The design for this 25,000 square foot CDC building divides the complex into smaller residential scale masses and forms that create spaces in scale and emotionally safe to the children, while providing rich and varied experiences and a contextual relationship with the surrounding residential neighborhood. The facility was designed with the ‘Reggio Emilia approach to child care, which focuses on the child’s connection with the environment and community. Another important goal was to create a safe and secure facility where the children’s experience is an extension of their home environment.
The building configuration and massing allow for cool prevailing summer breezes from the southwest and southeast while blocking the prevailing winter wind from the northwest. The interior and exterior spaces provide for learning through critical sensory experiences of touching, moving, listening, seeing and hearing.
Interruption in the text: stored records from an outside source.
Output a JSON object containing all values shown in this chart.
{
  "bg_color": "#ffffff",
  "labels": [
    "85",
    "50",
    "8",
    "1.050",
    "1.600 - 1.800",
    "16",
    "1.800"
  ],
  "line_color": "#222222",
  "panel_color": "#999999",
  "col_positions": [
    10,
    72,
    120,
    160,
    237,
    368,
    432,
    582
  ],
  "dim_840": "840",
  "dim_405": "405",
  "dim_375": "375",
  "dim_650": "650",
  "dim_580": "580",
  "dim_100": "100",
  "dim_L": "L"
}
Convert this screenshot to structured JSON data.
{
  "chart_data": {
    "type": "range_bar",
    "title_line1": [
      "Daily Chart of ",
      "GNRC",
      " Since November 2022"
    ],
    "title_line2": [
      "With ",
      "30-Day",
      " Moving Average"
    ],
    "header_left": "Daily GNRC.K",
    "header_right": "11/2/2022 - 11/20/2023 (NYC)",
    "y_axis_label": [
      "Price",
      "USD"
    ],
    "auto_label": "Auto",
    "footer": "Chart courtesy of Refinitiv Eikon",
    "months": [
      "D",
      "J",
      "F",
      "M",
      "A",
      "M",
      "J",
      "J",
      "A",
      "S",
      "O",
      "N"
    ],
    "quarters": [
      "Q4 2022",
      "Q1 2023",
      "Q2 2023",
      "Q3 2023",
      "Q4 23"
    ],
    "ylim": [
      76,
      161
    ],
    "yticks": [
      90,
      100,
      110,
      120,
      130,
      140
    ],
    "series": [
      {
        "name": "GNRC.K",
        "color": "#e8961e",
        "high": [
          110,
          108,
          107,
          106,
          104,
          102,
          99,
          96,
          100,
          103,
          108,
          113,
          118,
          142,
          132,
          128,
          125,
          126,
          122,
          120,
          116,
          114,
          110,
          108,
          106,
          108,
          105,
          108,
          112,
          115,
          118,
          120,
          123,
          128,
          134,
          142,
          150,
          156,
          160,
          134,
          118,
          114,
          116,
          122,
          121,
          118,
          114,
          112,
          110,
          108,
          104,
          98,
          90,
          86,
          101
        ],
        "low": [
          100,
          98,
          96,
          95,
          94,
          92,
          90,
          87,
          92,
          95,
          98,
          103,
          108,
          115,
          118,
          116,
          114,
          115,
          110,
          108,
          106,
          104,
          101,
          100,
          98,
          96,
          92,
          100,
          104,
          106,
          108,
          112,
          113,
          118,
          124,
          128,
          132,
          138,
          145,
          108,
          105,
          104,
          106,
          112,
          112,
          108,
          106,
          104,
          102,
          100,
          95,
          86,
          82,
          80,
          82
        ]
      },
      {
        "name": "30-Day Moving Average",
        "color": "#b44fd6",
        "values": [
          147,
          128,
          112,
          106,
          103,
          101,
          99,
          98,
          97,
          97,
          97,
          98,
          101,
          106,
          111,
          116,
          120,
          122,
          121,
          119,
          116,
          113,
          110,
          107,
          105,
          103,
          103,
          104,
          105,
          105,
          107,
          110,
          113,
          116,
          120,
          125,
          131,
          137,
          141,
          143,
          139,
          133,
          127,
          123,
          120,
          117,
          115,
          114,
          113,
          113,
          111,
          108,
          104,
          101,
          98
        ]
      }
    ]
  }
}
Different textures, visual elements, and flow patterns stimulate the children’s senses.
A random pattern of three colors of shot-blast CMU creates visual interest and an almost childlike texture. The darker color precision CMU wainscot provides a smooth safe surface at the child’s level. Steel trellises provide a visual interest to the building while creating shadows on the ground where the children can experience the pattern. Masonry ‘chimneys’ and covered walkways with masonry columns provide visual layering to break down the building massing.
Sustainable design features were selected and used to reinforce the design goals. Floor to ceiling windows bring in an abundance of natural day-lighting creating a better learning environment while providing in indoor/outdoor feel and views/connection to the outdoors. Numerous windows sizes and shapes allow for varying angles of light to infiltrate the space. Operable windows provide natural ventilation and contribute to the thermal comfort for users and allowing them to control their environment.